Despite stepping down from the firm, Strong still has an 85% ownership stake in Strong Capital.

Last fall, Spitzer's office made it widely known that the attorney general found the abusive trading by Strong for his own personal gain particularly galling and was considering filing criminal charges against the near-billionaire. A New York state grand jury began hearing testimony from witnesses against Strong back in November.

But prosecutors in Spitzer's office, sources say, decided not to pursue criminal charges against the 61-year-old executive because they found no evidence of late trading. Spitzer's office has been reluctant to file criminal charges against individuals in cases involving only allegations of market-timing. The SEC does not have jurisdiction to pursue criminal prosecutions.

"This agreement is part of our ongoing effort to clean up the mutual fund industry and demand accountability from those who have been entrusted by the investing public," Spitzer said in a prepared statement.

In a civil complaint filed as part of the settlement, Spitzer's office charge that Strong personally made 1,400 frequent trades in his company's funds. The SEC, in its settlement agreement with Strong, charges the Wall Street executive netted profits of $1.6 million from his trading.

The deal with Strong, though it includes a stiff penalty, is likely to fuel a growing criticism that Spitzer's office has been unwilling to file criminal charges against any Wall Street heavyweights. To date, the eight people charged or convicted by Spitzer's office have been relatively little-known executives and brokers. All eight are accused of being involved in either late trading or obstructing justice.

Indeed, a defense lawyer for one person awaiting trial on criminal charges filed by Spitzer's office blasted the New York official with displaying a double standard in the investigation.

"This is selective prosecution of the worst kind," says Gerald Shargel, who represents Bill Kenyon, former president of

Security Trust

, an Arizona-based trust bank that allegedly permitted Canary and other hedge funds to engage in late trading of mutual funds. "They are trying to shoot small fish in a barrel, while the major players walk away. This is just fundamentally unfair."
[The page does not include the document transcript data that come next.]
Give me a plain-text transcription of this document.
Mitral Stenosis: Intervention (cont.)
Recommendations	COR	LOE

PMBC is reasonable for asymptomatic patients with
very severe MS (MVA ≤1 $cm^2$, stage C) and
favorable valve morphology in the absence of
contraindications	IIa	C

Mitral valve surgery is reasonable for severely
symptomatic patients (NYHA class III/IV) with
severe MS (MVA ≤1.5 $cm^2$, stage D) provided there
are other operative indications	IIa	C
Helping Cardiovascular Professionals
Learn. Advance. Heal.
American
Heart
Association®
Kenyon, along with Security Trusty's founder, Grant Seeger, have been charged with grand larceny by Spitzer's office. Bank regulators, meanwhile, have shut down Security Trust because of its role in the trading scandal.

Juanita Scarlett, a Spitzer spokeswoman, says it's wrong to draw a comparison between the investigation of Strong and that of the former executives of Security Trust. The executives at Security Trust were involved in late trading, while there's no evidence that Strong engaged in that kind of trading activity.

"We've said all along that market-timing, while generally prohibited, is usually not prosecuted criminally, and this is a case of market-timing," says Scarlett, explaining Spitzer's decision not to pursue criminal charges in the Strong matter. "In this case there were no clear violations that rose to the criminal level."

Other prosecutors, however, have shown a willingness to file criminal charges in cases involving only allegations of market-timing. In March, federal prosecutors in New York filed criminal charges against three former brokerage executives at Mutuals.com, a Dallas-based brokerage in a market-timing case. Federal prosecutors charge the former Mutuals.com executives used a series of deceptive practices to conceal the market-timing trades of the firm's hedge fund customers.

To date, more than a dozen mutual fund firms have paid a little over $2 billion in fines and restitution in the trading scandal.

Spitzer began the mutual fund investigation by announcing a $40 million civil settlement with Canary Capital and its founder Edward Stern last September. At the time, the deal was widely praised because it opened a door into an area of improper behavior to which the SEC had paid scant attention.

But in recent weeks, some lawyers and people on Wall Street have grumbled that Spitzer may have been too quick to cut a deal with Canary, especially since the hedge fund has had a role in just about every mutual fund enforcement action to date.